BEIJING, March 2 (Xinhua) -- By replacing the approval-based corporate and enterprise bond issuance system with a registration-based one, China has made new strides in easing the financing strain on cash-starved firms.
The top economic planner and securities watchdog announced on Sunday that China would begin to implement a registration-based system for the public issuance of enterprise and corporate bonds starting from March 1.
The National Development and Reform Commission (NDRC) shall register the issuance of enterprise bonds in accordance with the law, clarifying that the firms' average distributable profits over the last three years must be sufficient to pay one year of interest.
Issuers of the enterprise bonds should have a reasonable asset-debt structure and normal cash liquidity, with the raised funds encouraged to invest in projects that conform to the nation's macro-control policies and industrial policies, the NDRC said.
Under the registration-based system, the issuance period of enterprise bonds is expected to be largely reduced to two weeks, down from 2-6 months under the approval-based system, according to financial information provider Wind.
Issuance procedures were also further streamlined, which would help stimulate the enthusiasm of bond issuers, Wind said quoting industry insiders.
Meanwhile, the requirements for information disclosure and responsibilities of intermediaries including underwriting institutions, credit rating agencies and accounting firms, were strengthened under the new rule.
For the issuance of corporate bonds, the China Securities Regulatory Commission (CSRC) said in a separate circular that the Shanghai and Shenzhen stock exchanges shall process and examine the public listings, and report them to the commission for registration procedures.
Asking the two exchanges to clarify the verification standards and procedures, listing requirements, means of trading and other related matters, the CSRC said it will intensify the supervision of corporate bond issuers, strengthen the responsibilities of intermediary agencies, and protect the legitimate rights and interests of investors.
The new rule on the issuance of corporate bonds waives the requirement for the issuer's minimum net assets and stipulation that its accumulated bond balance shall not exceed 40 percent of its net assets.
The rule also adjusted the conditions for applying for the listing of corporate bonds, removing the restriction that the term of corporate bonds should be more than one year.

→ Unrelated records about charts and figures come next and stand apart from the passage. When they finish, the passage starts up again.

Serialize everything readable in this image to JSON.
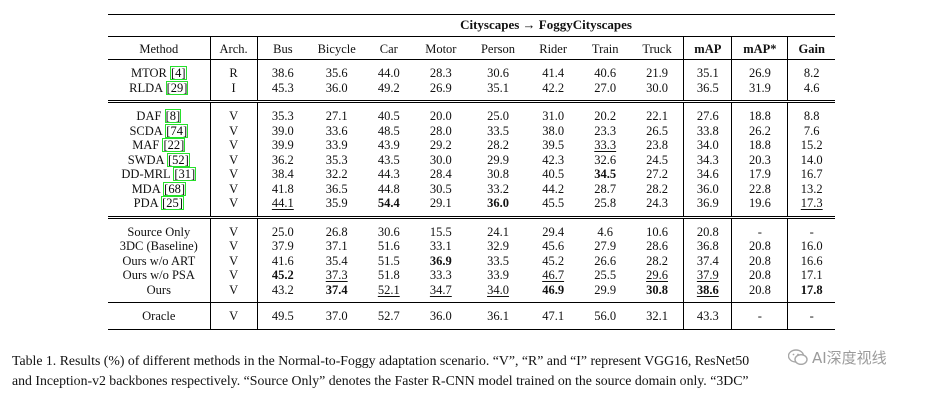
{
  "table": {
    "title_left": "Cityscapes",
    "title_arrow": "→",
    "title_right": "FoggyCityscapes",
    "columns": [
      "Method",
      "Arch.",
      "Bus",
      "Bicycle",
      "Car",
      "Motor",
      "Person",
      "Rider",
      "Train",
      "Truck",
      "mAP",
      "mAP*",
      "Gain"
    ],
    "groups": [
      [
        {
          "method": "MTOR",
          "cite": "4",
          "arch": "R",
          "vals": [
            "38.6",
            "35.6",
            "44.0",
            "28.3",
            "30.6",
            "41.4",
            "40.6",
            "21.9",
            "35.1",
            "26.9",
            "8.2"
          ]
        },
        {
          "method": "RLDA",
          "cite": "29",
          "arch": "I",
          "vals": [
            "45.3",
            "36.0",
            "49.2",
            "26.9",
            "35.1",
            "42.2",
            "27.0",
            "30.0",
            "36.5",
            "31.9",
            "4.6"
          ]
        }
      ],
      [
        {
          "method": "DAF",
          "cite": "8",
          "arch": "V",
          "vals": [
            "35.3",
            "27.1",
            "40.5",
            "20.0",
            "25.0",
            "31.0",
            "20.2",
            "22.1",
            "27.6",
            "18.8",
            "8.8"
          ]
        },
        {
          "method": "SCDA",
          "cite": "74",
          "arch": "V",
          "vals": [
            "39.0",
            "33.6",
            "48.5",
            "28.0",
            "33.5",
            "38.0",
            "23.3",
            "26.5",
            "33.8",
            "26.2",
            "7.6"
          ]
        },
        {
          "method": "MAF",
          "cite": "22",
          "arch": "V",
          "vals": [
            "39.9",
            "33.9",
            "43.9",
            "29.2",
            "28.2",
            "39.5",
            "33.3",
            "23.8",
            "34.0",
            "18.8",
            "15.2"
          ],
          "underline": [
            6
          ]
        },
        {
          "method": "SWDA",
          "cite": "52",
          "arch": "V",
          "vals": [
            "36.2",
            "35.3",
            "43.5",
            "30.0",
            "29.9",
            "42.3",
            "32.6",
            "24.5",
            "34.3",
            "20.3",
            "14.0"
          ]
        },
        {
          "method": "DD-MRL",
          "cite": "31",
          "arch": "V",
          "vals": [
            "38.4",
            "32.2",
            "44.3",
            "28.4",
            "30.8",
            "40.5",
            "34.5",
            "27.2",
            "34.6",
            "17.9",
            "16.7"
          ],
          "bold": [
            6
          ]
        },
        {
          "method": "MDA",
          "cite": "68",
          "arch": "V",
          "vals": [
            "41.8",
            "36.5",
            "44.8",
            "30.5",
            "33.2",
            "44.2",
            "28.7",
            "28.2",
            "36.0",
            "22.8",
            "13.2"
          ]
        },
        {
          "method": "PDA",
          "cite": "25",
          "arch": "V",
          "vals": [
            "44.1",
            "35.9",
            "54.4",
            "29.1",
            "36.0",
            "45.5",
            "25.8",
            "24.3",
            "36.9",
            "19.6",
            "17.3"
          ],
          "underline": [
            0,
            10
          ],
          "bold": [
            2,
            4
          ]
        }
      ],
      [
        {
          "method": "Source Only",
          "cite": "",
          "arch": "V",
          "vals": [
            "25.0",
            "26.8",
            "30.6",
            "15.5",
            "24.1",
            "29.4",
            "4.6",
            "10.6",
            "20.8",
            "-",
            "-"
          ]
        },
        {
          "method": "3DC (Baseline)",
          "cite": "",
          "arch": "V",
          "vals": [
            "37.9",
            "37.1",
            "51.6",
            "33.1",
            "32.9",
            "45.6",
            "27.9",
            "28.6",
            "36.8",
            "20.8",
            "16.0"
          ]
        },
        {
          "method": "Ours w/o ART",
          "cite": "",
          "arch": "V",
          "vals": [
            "41.6",
            "35.4",
            "51.5",
            "36.9",
            "33.5",
            "45.2",
            "26.6",
            "28.2",
            "37.4",
            "20.8",
            "16.6"
          ],
          "bold": [
            3
          ]
        },
        {
          "method": "Ours w/o PSA",
          "cite": "",
          "arch": "V",
          "vals": [
            "45.2",
            "37.3",
            "51.8",
            "33.3",
            "33.9",
            "46.7",
            "25.5",
            "29.6",
            "37.9",
            "20.8",
            "17.1"
          ],
          "bold": [
            0
          ],
          "underline": [
            1,
            5,
            7,
            8
          ]
        },
        {
          "method": "Ours",
          "cite": "",
          "arch": "V",
          "vals": [
            "43.2",
            "37.4",
            "52.1",
            "34.7",
            "34.0",
            "46.9",
            "29.9",
            "30.8",
            "38.6",
            "20.8",
            "17.8"
          ],
          "bold": [
            1,
            5,
            7,
            8,
            10
          ],
          "underline": [
            2,
            3,
            4,
            8
          ]
        }
      ],
      [
        {
          "method": "Oracle",
          "cite": "",
          "arch": "V",
          "vals": [
            "49.5",
            "37.0",
            "52.7",
            "36.0",
            "36.1",
            "47.1",
            "56.0",
            "32.1",
            "43.3",
            "-",
            "-"
          ]
        }
      ]
    ]
  },
  "caption": {
    "line1": "Table 1.  Results (%) of different methods in the Normal-to-Foggy adaptation scenario. “V”, “R” and “I” represent VGG16, ResNet50",
    "line2": "and Inception-v2 backbones respectively.  “Source Only” denotes the Faster R-CNN model trained on the source domain only.  “3DC”"
  },
  "watermark": {
    "text": "AI深度视线",
    "icon": "wechat-bubble-icon"
  }
}
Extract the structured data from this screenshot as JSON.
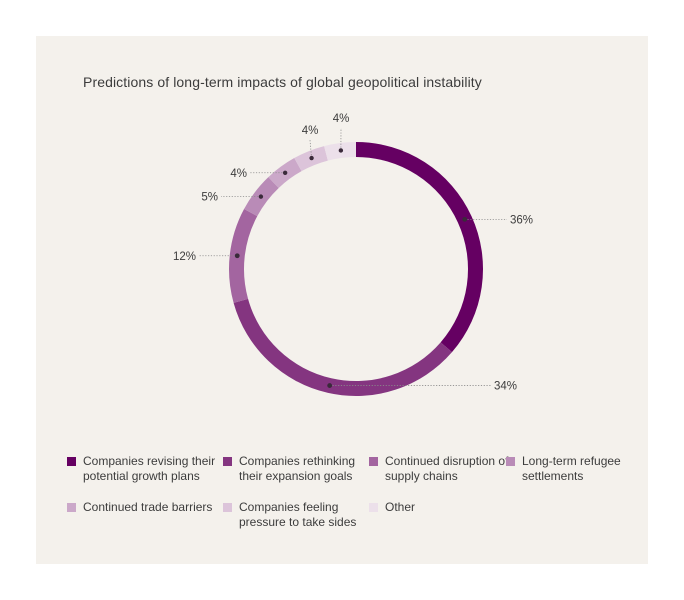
{
  "chart_data": {
    "type": "pie",
    "variant": "donut",
    "title": "Predictions of long-term impacts of global geopolitical instability",
    "slices": [
      {
        "label": "Companies revising their potential growth plans",
        "value": 36,
        "value_label": "36%",
        "color": "#650062"
      },
      {
        "label": "Companies rethinking their expansion goals",
        "value": 34,
        "value_label": "34%",
        "color": "#843580"
      },
      {
        "label": "Continued disruption of supply chains",
        "value": 12,
        "value_label": "12%",
        "color": "#a365a0"
      },
      {
        "label": "Long-term refugee settlements",
        "value": 5,
        "value_label": "5%",
        "color": "#b98bb7"
      },
      {
        "label": "Continued trade barriers",
        "value": 4,
        "value_label": "4%",
        "color": "#cba8c9"
      },
      {
        "label": "Companies feeling pressure to take sides",
        "value": 4,
        "value_label": "4%",
        "color": "#dcc4da"
      },
      {
        "label": "Other",
        "value": 4,
        "value_label": "4%",
        "color": "#ece0ea"
      }
    ],
    "legend_position": "bottom"
  }
}
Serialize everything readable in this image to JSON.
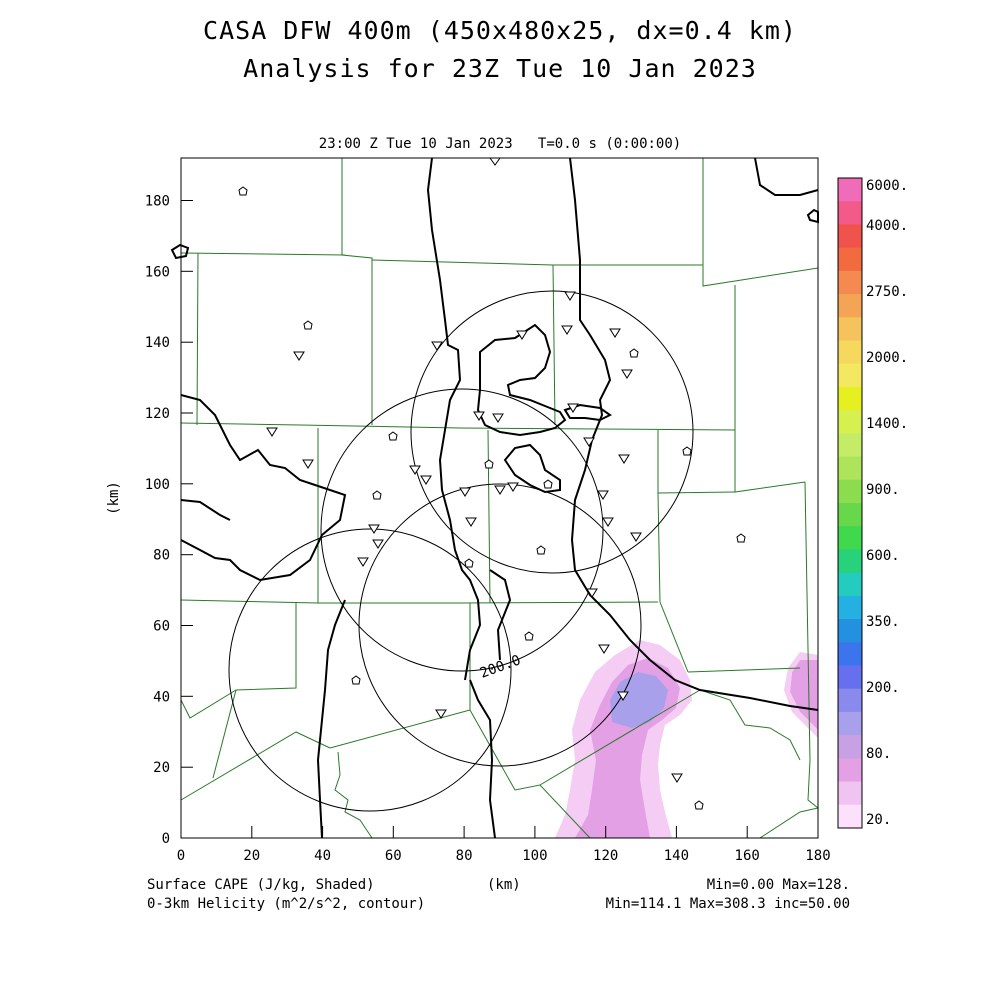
{
  "title": {
    "line1": "CASA DFW 400m (450x480x25, dx=0.4 km)",
    "line2": "Analysis for 23Z Tue 10 Jan 2023",
    "time_label": "23:00 Z Tue 10 Jan 2023   T=0.0 s (0:00:00)"
  },
  "axes": {
    "xlabel": "(km)",
    "ylabel": "(km)",
    "x_ticks": [
      "0",
      "20",
      "40",
      "60",
      "80",
      "100",
      "120",
      "140",
      "160",
      "180"
    ],
    "y_ticks": [
      "0",
      "20",
      "40",
      "60",
      "80",
      "100",
      "120",
      "140",
      "160",
      "180"
    ],
    "xlim": [
      0,
      180
    ],
    "ylim": [
      0,
      192
    ]
  },
  "colorbar": {
    "labels": [
      "6000.",
      "4000.",
      "2750.",
      "2000.",
      "1400.",
      "900.",
      "600.",
      "350.",
      "200.",
      "80.",
      "20."
    ],
    "colors": [
      "#f06cb8",
      "#f25a8a",
      "#f0534c",
      "#f26a40",
      "#f48a50",
      "#f4a455",
      "#f6c25c",
      "#f6d85e",
      "#f3e860",
      "#e6f020",
      "#d6f050",
      "#c4ec66",
      "#aee45a",
      "#8cdc50",
      "#66d84a",
      "#40d84c",
      "#28d27a",
      "#24ccc0",
      "#24b0e0",
      "#2490e0",
      "#3c74ee",
      "#6670ee",
      "#8a8aee",
      "#a8a0ea",
      "#c8a0e4",
      "#e4a0e4",
      "#f0c4f0",
      "#fce0fc"
    ]
  },
  "footer": {
    "left1": "Surface CAPE (J/kg, Shaded)",
    "left2": "0-3km Helicity (m^2/s^2, contour)",
    "center": "(km)",
    "right1": "Min=0.00 Max=128.",
    "right2": "Min=114.1 Max=308.3 inc=50.00"
  },
  "contour_label": "200.0",
  "colors": {
    "county_lines": "#2a7a2a",
    "contour": "#000000",
    "cape_light": "#f4ccf4",
    "cape_mid": "#e4a0e4",
    "cape_high": "#a8a0ea"
  }
}
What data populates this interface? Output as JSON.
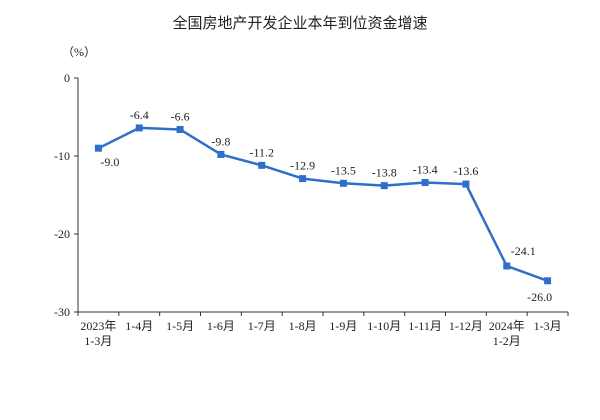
{
  "chart_data": {
    "type": "line",
    "title": "全国房地产开发企业本年到位资金增速",
    "unit_label": "（%）",
    "categories": [
      [
        "2023年",
        "1-3月"
      ],
      [
        "1-4月"
      ],
      [
        "1-5月"
      ],
      [
        "1-6月"
      ],
      [
        "1-7月"
      ],
      [
        "1-8月"
      ],
      [
        "1-9月"
      ],
      [
        "1-10月"
      ],
      [
        "1-11月"
      ],
      [
        "1-12月"
      ],
      [
        "2024年",
        "1-2月"
      ],
      [
        "1-3月"
      ]
    ],
    "series": [
      {
        "values": [
          -9.0,
          -6.4,
          -6.6,
          -9.8,
          -11.2,
          -12.9,
          -13.5,
          -13.8,
          -13.4,
          -13.6,
          -24.1,
          -26.0
        ],
        "labels": [
          "-9.0",
          "-6.4",
          "-6.6",
          "-9.8",
          "-11.2",
          "-12.9",
          "-13.5",
          "-13.8",
          "-13.4",
          "-13.6",
          "-24.1",
          "-26.0"
        ]
      }
    ],
    "y_ticks": [
      "0",
      "-10",
      "-20",
      "-30"
    ],
    "ylim": [
      -30,
      0
    ],
    "grid": false,
    "colors": {
      "line": "#2e6fcb",
      "axis": "#333333",
      "text": "#222222"
    }
  }
}
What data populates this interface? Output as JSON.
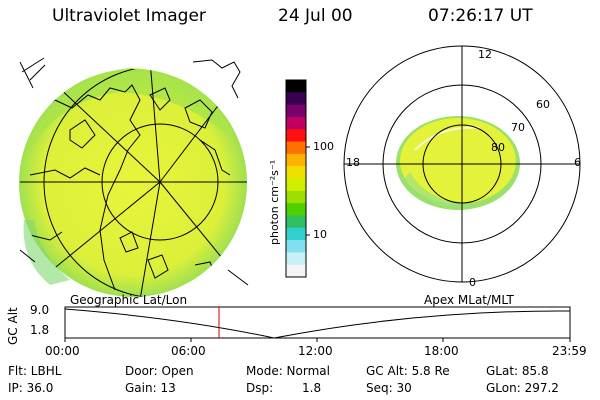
{
  "header": {
    "instrument": "Ultraviolet Imager",
    "date": "24 Jul 00",
    "time": "07:26:17 UT"
  },
  "colorbar": {
    "label": "photon cm⁻²s⁻¹",
    "ticks": [
      "100",
      "10"
    ],
    "colors": [
      "#000000",
      "#3a0050",
      "#7a0070",
      "#c00060",
      "#ff1010",
      "#ff7000",
      "#ffb000",
      "#f0e000",
      "#d0f000",
      "#9be000",
      "#50d000",
      "#30c060",
      "#30d0d0",
      "#80e0f0",
      "#c8f0f8",
      "#f4f4f4"
    ]
  },
  "polar_plot": {
    "lat_labels": [
      "60",
      "70",
      "80"
    ],
    "mlt_labels": {
      "top": "12",
      "left": "18",
      "right": "6",
      "bottom": "0"
    }
  },
  "panels": {
    "left_title": "Geographic Lat/Lon",
    "right_title": "Apex MLat/MLT"
  },
  "altitude_plot": {
    "ylabel": "GC Alt",
    "yticks": [
      "9.0",
      "1.8"
    ],
    "xticks": [
      "00:00",
      "06:00",
      "12:00",
      "18:00",
      "23:59"
    ]
  },
  "footer": {
    "row1": {
      "flt": "Flt: LBHL",
      "door": "Door: Open",
      "mode": "Mode: Normal",
      "gcalt": "GC Alt: 5.8 Re",
      "glat": "GLat: 85.8"
    },
    "row2": {
      "ip": "IP: 36.0",
      "gain": "Gain: 13",
      "dsp_label": "Dsp:",
      "dsp_value": "1.8",
      "seq": "Seq: 30",
      "glon": "GLon: 297.2"
    }
  },
  "colors": {
    "image_fill": "#e4f23a",
    "grid": "#000000",
    "marker": "#cc0000"
  }
}
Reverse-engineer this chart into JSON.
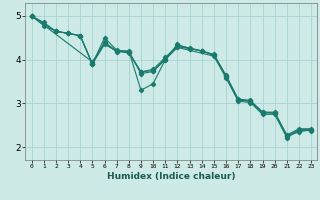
{
  "xlabel": "Humidex (Indice chaleur)",
  "xlim": [
    -0.5,
    23.5
  ],
  "ylim": [
    1.7,
    5.3
  ],
  "yticks": [
    2,
    3,
    4,
    5
  ],
  "xticks": [
    0,
    1,
    2,
    3,
    4,
    5,
    6,
    7,
    8,
    9,
    10,
    11,
    12,
    13,
    14,
    15,
    16,
    17,
    18,
    19,
    20,
    21,
    22,
    23
  ],
  "bg_color": "#ceeae6",
  "grid_color": "#a8d4d0",
  "line_color": "#1a7a6e",
  "line1_x": [
    0,
    1,
    2,
    3,
    4,
    5,
    6,
    7,
    8,
    9,
    10,
    11,
    12,
    13,
    14,
    15,
    16,
    17,
    18,
    19,
    20,
    21,
    22,
    23
  ],
  "line1_y": [
    5.0,
    4.85,
    4.65,
    4.6,
    4.55,
    3.9,
    4.35,
    4.2,
    4.15,
    3.72,
    3.75,
    4.02,
    4.3,
    4.25,
    4.2,
    4.1,
    3.62,
    3.08,
    3.05,
    2.78,
    2.78,
    2.25,
    2.4,
    2.4
  ],
  "line2_x": [
    0,
    1,
    2,
    3,
    4,
    5,
    6,
    7,
    8,
    9,
    10,
    11,
    12,
    13,
    14,
    15,
    16,
    17,
    18,
    19,
    20,
    21,
    22,
    23
  ],
  "line2_y": [
    5.0,
    4.78,
    4.65,
    4.6,
    4.55,
    3.9,
    4.5,
    4.22,
    4.18,
    3.72,
    3.78,
    4.05,
    4.32,
    4.27,
    4.2,
    4.12,
    3.64,
    3.1,
    3.07,
    2.8,
    2.8,
    2.28,
    2.42,
    2.42
  ],
  "line3_x": [
    0,
    2,
    3,
    4,
    5,
    6,
    7,
    8,
    9,
    10,
    11,
    12,
    13,
    14,
    15,
    16,
    17,
    18,
    19,
    20,
    21,
    22,
    23
  ],
  "line3_y": [
    5.0,
    4.65,
    4.6,
    4.55,
    3.9,
    4.4,
    4.2,
    4.2,
    3.3,
    3.45,
    4.0,
    4.35,
    4.25,
    4.2,
    4.1,
    3.62,
    3.08,
    3.05,
    2.8,
    2.78,
    2.25,
    2.35,
    2.4
  ],
  "line4_x": [
    0,
    5,
    6,
    7,
    8,
    9,
    10,
    11,
    12,
    15,
    16,
    17,
    18,
    19,
    20,
    21,
    22,
    23
  ],
  "line4_y": [
    5.0,
    3.95,
    4.38,
    4.18,
    4.18,
    3.68,
    3.73,
    4.0,
    4.28,
    4.08,
    3.58,
    3.05,
    3.02,
    2.75,
    2.75,
    2.22,
    2.38,
    2.38
  ]
}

With the implementation of the new rules, experts expect the firms' financing costs to be further lowered and the bond issuance scale to be enlarged, strengthening the bond market's provision of direct financing.
They will have a positive effect on the operation of China's bond market, and are conducive to improving the financing environment, preventing financial risks and promoting the high-quality development of the financial market, said Ming Ming, an analyst with CITIC Securities.
In addition, the new rules will greatly mitigate the current financing difficulties of enterprises amid the epidemic and boost financing support for the real economy, Ming said.
China's revised Securities Law went into effect on the same day, a milestone in the country's capital market reform. The new law outlines regulation details in securities issuance and trading, the takeover of listed companies, information disclosure and investor protection, among others.